Professor of Medicine, Harvard Medical School
Principal Faculty, Harvard Stem Cell Institute
Dana-Farber Cancer Institute/Harvard Medical School
Dr. Polyak has determined that cancer therapy has significant effect on the types of cancer cells present within tumors and that a better understanding of these changes will help in the design of more effective therapies. She has also found that cancer cells with different properties present in the same tumor behave very differently than if each cell type were present alone. These observations further emphasize that breast tumors need to be studied as a whole, as its parts can behave very differently together versus when they are studied in isolation. Dr. Polyak’s plan for the upcoming year is to further dissect the molecular and cellular bases of tumor evolution with special emphasis on the influence of cancer treatment and microenvironmental factors, such as the presence of immune cells or lack of blood vessels. Her studies are aimed at better understanding of disease progression and more accurate prediction of the risk of progression.
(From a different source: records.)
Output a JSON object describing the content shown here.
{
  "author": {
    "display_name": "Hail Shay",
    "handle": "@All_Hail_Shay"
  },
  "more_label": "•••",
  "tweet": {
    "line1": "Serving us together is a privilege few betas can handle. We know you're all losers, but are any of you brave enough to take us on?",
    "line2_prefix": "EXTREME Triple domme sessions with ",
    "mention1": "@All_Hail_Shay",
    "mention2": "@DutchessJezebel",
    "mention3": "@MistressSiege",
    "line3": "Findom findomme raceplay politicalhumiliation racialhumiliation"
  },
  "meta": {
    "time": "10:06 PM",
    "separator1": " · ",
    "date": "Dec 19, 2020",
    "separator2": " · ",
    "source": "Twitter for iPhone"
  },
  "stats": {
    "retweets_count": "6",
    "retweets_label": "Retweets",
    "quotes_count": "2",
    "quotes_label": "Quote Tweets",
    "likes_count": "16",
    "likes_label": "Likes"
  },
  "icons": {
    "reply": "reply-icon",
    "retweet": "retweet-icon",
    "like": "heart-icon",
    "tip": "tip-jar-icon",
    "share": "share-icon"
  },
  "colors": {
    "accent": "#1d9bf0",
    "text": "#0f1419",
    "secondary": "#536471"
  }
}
Dr. Polyak’s team has been investigating heterogeneity of cancer cells within tumors. They found that tumors composed of more heterogeneous mixtures of cancer cells are more likely to be resistant to treatment and more likely to progress to metastatic disease. Thus, understanding mechanisms underlying tumor heterogeneity will have profound impact on the treatment and survival of breast cancer patients.
Dr. Kornelia Polyak is Professor of Medicine at Harvard Medical School and in the Department of Medical Oncology at Dana-Farber Cancer Institute. She is also Principal Investigatorat the Harvard Stem Cell Institute.
The goal of Dr. Polyak’s laboratory is to investigate the molecular basis of breast tumor evolution with special emphasis on the role of the microenvironment and intratumor diversity in these processes. Her work is focusing on identifying molecular alterations between normal and cancerous breast tissue using various technologies, determining their consequences, and utilizing them to improve the clinical management of breast cancer patients.
Dr. Polyak obtained her medical degree summa cum laude in 1991 from the Albert Szent-Györgyi Medical School in Szeged Hungary and her doctorate from Cornell University Graduate School of Medical Sciences/Sloan-Kettering Cancer Center, New York. Dr. Polyak completed her postdoctoral training in Baltimore at the Johns Hopkins Oncology Center in the laboratory of Drs. Bert Vogelstein and Ken Kinzler.
Dr. Polyak has received numerous awards including the Julienne Rachele Prize (1995, Cornell University), the W. Barry Wood, Jr. Research Prize (1998, Johns Hopkins University), Kimmel Scholar Award (1999, Sidney Kimmel Foundation), V Scholar award (2001, V Foundation), the Tisch Family Outstanding Achievement Award (2005, Dana-Farber Cancer Institute), the Claire W. and Richard P. Morse Research Award (2006, Dana-Farber Cancer Institute), the 27th Annual AACR Award for Outstanding Achievement (2007, AACR), the Paul Marks Prize for Cancer Research (2011, MSKCC), and the 2012 AACR Outstanding Investigator Award for Breast Cancer Research. She was elected to the American Association of Clinical Investigation and to the Johns Hopkins Society of Scholars in 2008, and to the AACR Board of Directors in 2010.